Migration of the fittest
CLARTEXT. Das Dasein von Asylsuchenden in Österreich sollte nicht mit einem Nutzen für die Gesellschaft gerechtfertigt werden. Clara Akinyosoye sagt es nicht durch die Blume. Eine Kolumne über Diversität und Migration.
Man kennt es aus der Migrations- und Integrationsdebatte – die Einteilung in gute und schlechte ZuwanderInnen. Fachkräfte statt ArmutsmigrantInnen, heißt es dann. Die besten Köpfe, nicht hungernde Mägen – könnte man sagen. Gute MigrantInnen sind hervorragend ausgebildet, beherrschen viele Sprachen und reden dennoch nur Deutsch. Schlechte MigrantInnen waren nicht lange in der Schule, ihr Deutsch ist nicht gerade perfekt. Wer gut und wer schlecht ist, manifestiert sich an der Nützlichkeit eines Menschen, an seiner Verwertbarkeit in ökonomischen Prozessen. Der Nützlichkeitsdiskurs ist in der politischen und gesellschaftspolitischen Debatte über geregelte Zuwanderung zum Usus geworden. Ob er dort gut aufgehoben ist oder nicht, ist eine andere Frage. Sollen sich Menschen auf dieser Erde frei bewegen können oder nicht? Ist es in Ordnung, wenn Menschen die Gnade eines vielversprechenden Geburtsortes genießen und Hürden für jene aufstellen, die ein Stück vom Kuchen wollen? Ideologische Fragen.

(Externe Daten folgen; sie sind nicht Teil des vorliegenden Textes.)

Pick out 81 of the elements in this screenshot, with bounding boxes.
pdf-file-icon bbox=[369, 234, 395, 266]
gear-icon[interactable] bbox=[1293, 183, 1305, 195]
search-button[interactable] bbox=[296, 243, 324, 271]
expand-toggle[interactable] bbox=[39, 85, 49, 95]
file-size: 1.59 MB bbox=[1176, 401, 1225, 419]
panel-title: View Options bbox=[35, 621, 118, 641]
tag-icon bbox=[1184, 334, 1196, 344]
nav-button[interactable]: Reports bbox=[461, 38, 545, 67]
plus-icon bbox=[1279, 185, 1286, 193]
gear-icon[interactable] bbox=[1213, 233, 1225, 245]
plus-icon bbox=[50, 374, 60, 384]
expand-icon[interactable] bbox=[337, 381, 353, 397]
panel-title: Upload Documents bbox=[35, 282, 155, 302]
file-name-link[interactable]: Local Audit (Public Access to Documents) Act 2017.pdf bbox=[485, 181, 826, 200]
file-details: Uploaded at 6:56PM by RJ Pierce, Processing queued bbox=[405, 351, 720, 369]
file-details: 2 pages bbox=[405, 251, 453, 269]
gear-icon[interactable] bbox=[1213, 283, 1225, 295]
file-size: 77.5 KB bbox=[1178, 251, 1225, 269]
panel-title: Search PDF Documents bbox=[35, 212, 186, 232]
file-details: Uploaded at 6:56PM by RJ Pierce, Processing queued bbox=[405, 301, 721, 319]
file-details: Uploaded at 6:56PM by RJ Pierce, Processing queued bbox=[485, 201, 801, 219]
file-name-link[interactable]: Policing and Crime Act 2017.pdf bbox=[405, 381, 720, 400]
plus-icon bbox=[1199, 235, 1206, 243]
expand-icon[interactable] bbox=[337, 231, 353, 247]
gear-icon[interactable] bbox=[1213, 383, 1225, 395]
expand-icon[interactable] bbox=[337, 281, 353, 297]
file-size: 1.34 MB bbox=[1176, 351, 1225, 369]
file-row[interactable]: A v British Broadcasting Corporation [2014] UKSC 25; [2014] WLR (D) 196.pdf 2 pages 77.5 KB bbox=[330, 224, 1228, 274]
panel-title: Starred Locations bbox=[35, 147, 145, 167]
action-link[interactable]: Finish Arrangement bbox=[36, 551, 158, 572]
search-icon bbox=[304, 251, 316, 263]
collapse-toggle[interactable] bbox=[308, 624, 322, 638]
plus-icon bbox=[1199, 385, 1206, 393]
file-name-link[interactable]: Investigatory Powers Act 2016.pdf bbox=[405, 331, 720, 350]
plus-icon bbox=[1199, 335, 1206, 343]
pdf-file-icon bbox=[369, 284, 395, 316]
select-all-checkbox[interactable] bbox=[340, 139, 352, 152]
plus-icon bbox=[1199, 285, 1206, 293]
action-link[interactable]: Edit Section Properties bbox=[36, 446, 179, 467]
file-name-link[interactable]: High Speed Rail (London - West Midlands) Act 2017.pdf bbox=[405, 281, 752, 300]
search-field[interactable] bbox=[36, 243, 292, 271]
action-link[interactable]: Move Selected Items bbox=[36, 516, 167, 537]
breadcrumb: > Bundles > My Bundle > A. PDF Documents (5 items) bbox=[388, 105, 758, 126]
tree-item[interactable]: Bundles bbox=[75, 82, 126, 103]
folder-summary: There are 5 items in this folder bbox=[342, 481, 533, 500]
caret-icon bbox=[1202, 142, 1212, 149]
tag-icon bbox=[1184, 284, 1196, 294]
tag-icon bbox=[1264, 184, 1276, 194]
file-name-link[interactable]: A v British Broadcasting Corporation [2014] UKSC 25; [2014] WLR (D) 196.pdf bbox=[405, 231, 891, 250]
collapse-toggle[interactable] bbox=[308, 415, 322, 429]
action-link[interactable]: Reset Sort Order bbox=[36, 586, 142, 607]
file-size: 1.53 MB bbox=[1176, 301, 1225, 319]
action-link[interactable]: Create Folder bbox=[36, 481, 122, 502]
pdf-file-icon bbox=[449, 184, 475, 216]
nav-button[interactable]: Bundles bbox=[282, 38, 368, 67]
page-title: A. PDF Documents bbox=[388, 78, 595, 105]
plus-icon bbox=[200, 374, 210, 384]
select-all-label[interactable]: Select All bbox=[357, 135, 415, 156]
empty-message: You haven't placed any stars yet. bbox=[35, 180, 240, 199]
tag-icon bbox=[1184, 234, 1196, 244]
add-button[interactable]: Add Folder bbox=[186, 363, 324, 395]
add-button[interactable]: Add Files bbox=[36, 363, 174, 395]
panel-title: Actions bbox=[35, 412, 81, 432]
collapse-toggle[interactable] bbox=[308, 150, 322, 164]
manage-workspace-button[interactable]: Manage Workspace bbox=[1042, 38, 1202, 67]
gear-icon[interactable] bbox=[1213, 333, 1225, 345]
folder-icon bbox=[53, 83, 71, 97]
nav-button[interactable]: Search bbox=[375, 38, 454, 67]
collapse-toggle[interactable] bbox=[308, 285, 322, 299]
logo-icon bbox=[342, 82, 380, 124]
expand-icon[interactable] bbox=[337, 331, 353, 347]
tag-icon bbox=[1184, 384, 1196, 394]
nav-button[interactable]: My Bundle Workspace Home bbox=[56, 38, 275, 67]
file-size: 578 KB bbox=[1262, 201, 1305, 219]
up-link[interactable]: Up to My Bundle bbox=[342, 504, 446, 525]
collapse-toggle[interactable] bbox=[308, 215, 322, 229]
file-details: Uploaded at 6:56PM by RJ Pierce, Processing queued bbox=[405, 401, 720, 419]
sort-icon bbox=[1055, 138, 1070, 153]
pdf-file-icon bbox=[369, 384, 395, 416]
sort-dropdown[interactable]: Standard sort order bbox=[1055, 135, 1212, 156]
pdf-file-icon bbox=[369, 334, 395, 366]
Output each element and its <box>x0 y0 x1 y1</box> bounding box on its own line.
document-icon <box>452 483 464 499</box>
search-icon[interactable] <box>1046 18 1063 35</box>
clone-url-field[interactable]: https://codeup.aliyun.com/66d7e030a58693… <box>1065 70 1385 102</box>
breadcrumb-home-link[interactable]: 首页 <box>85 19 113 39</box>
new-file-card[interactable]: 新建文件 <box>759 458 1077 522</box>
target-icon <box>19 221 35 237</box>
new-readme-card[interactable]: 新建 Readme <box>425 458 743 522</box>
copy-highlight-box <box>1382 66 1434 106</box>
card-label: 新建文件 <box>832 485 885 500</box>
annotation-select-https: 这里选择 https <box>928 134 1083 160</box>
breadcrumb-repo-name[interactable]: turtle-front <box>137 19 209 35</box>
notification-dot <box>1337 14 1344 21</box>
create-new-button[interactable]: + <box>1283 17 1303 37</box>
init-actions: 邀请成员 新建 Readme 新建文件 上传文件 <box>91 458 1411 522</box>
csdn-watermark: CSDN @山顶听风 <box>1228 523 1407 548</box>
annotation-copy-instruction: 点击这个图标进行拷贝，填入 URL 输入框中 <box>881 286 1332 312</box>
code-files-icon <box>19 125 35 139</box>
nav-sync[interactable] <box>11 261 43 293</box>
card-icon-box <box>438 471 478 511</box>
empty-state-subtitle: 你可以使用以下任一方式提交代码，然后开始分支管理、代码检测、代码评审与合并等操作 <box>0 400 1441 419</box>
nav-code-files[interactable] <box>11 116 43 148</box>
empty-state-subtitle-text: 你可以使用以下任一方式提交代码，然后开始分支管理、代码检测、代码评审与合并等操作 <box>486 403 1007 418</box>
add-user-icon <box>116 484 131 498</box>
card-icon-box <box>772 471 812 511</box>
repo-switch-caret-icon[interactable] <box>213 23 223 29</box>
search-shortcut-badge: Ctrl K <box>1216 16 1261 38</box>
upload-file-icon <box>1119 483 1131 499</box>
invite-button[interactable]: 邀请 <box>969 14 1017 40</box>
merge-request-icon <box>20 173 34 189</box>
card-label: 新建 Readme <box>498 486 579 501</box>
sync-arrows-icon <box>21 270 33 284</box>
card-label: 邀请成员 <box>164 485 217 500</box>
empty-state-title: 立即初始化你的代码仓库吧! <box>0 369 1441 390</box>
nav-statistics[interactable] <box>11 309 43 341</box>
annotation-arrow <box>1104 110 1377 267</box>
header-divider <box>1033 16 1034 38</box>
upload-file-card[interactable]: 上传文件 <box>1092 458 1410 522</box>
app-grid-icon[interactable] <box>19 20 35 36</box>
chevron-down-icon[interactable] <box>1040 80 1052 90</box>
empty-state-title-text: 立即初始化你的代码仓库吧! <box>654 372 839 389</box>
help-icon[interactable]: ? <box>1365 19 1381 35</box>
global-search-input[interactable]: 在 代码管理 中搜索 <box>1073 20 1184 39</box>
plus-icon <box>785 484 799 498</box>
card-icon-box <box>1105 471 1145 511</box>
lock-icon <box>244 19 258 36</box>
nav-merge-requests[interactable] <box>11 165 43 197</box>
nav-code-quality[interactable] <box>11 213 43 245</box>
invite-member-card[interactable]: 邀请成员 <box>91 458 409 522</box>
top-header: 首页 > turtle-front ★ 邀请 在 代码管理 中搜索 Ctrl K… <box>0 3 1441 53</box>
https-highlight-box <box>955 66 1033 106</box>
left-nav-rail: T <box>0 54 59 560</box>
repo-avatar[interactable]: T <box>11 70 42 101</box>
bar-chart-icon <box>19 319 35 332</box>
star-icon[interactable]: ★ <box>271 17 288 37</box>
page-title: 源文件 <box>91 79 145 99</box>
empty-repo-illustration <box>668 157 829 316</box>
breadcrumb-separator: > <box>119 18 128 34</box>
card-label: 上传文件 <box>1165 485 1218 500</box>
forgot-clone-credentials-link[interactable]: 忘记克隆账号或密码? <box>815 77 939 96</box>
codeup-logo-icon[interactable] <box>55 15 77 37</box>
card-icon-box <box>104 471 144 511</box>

Verstörend ist der Nützlichkeitsdiskurs aber jedenfalls wenn er – wie das mitunter geschieht – Einzug in die Asyldebatte hält. Eine 36-Jährige Afghanin verließ Österreich unlängst in Richtung Kanada, nachdem sie beinahe nach Afghanistan abgeschoben worden war. Die Akademikerin spricht vier Sprachen. In Onlineforen äußerten einige Menschen ihr Unverständnis darüber, dass eine gut qualifizierte Frau hierzulande so behandelt wurde. Es sind auch jene Menschen, die versuchen, für Asylsuchende zu werben, die den Nützlichkeitsdiskurs in der Asyldebatte weitertreiben. Es sind Menschen, die in Opposition zur rechten Propaganda, welche Asylsuchende als träge und nutzlos diffamiert, der Bevölkerung klarmachen wollen, dass das falsch ist. Sie wollen ihr zeigen, dass sie sich vor Flüchtlingen nicht zu fürchten braucht, dass diese Menschen aus zivilisiertem Hause kommen, und Österreichs Wohlstand sichern können. Dass sie nicht – wie die FPÖ propagiert – den unsrigen auf der Tasche liegen. Das ist verständlich und manchmal wird es auch verstanden. Doch wir haben schon verloren, wenn wir beginnen die Existenz von Schutzsuchenden in Österreich damit zu rechtfertigen, dass sie unserem Land zweckdienlich sind. Die Rechtspopulisten werden immer einen Grund dafür finden, warum Österreich diese Menschen nicht gebrauchen kann. Also lassen wir uns auf den Nützlichkeitsdiskurs erst gar nicht ein. Er ist ein gefährlicher: Er lässt Licht auf Junge, Starke und Motivierte fallen und lässt Alte, Kranke und Traumatisierte im Schatten. Aus der Migrationsdebatte ist er leider nicht mehr wegzudenken. Die Konsequenz: Migration of the fittest. Das sollte uns eine Lehre sein. Reden wir lieber über Gerechtigkeit.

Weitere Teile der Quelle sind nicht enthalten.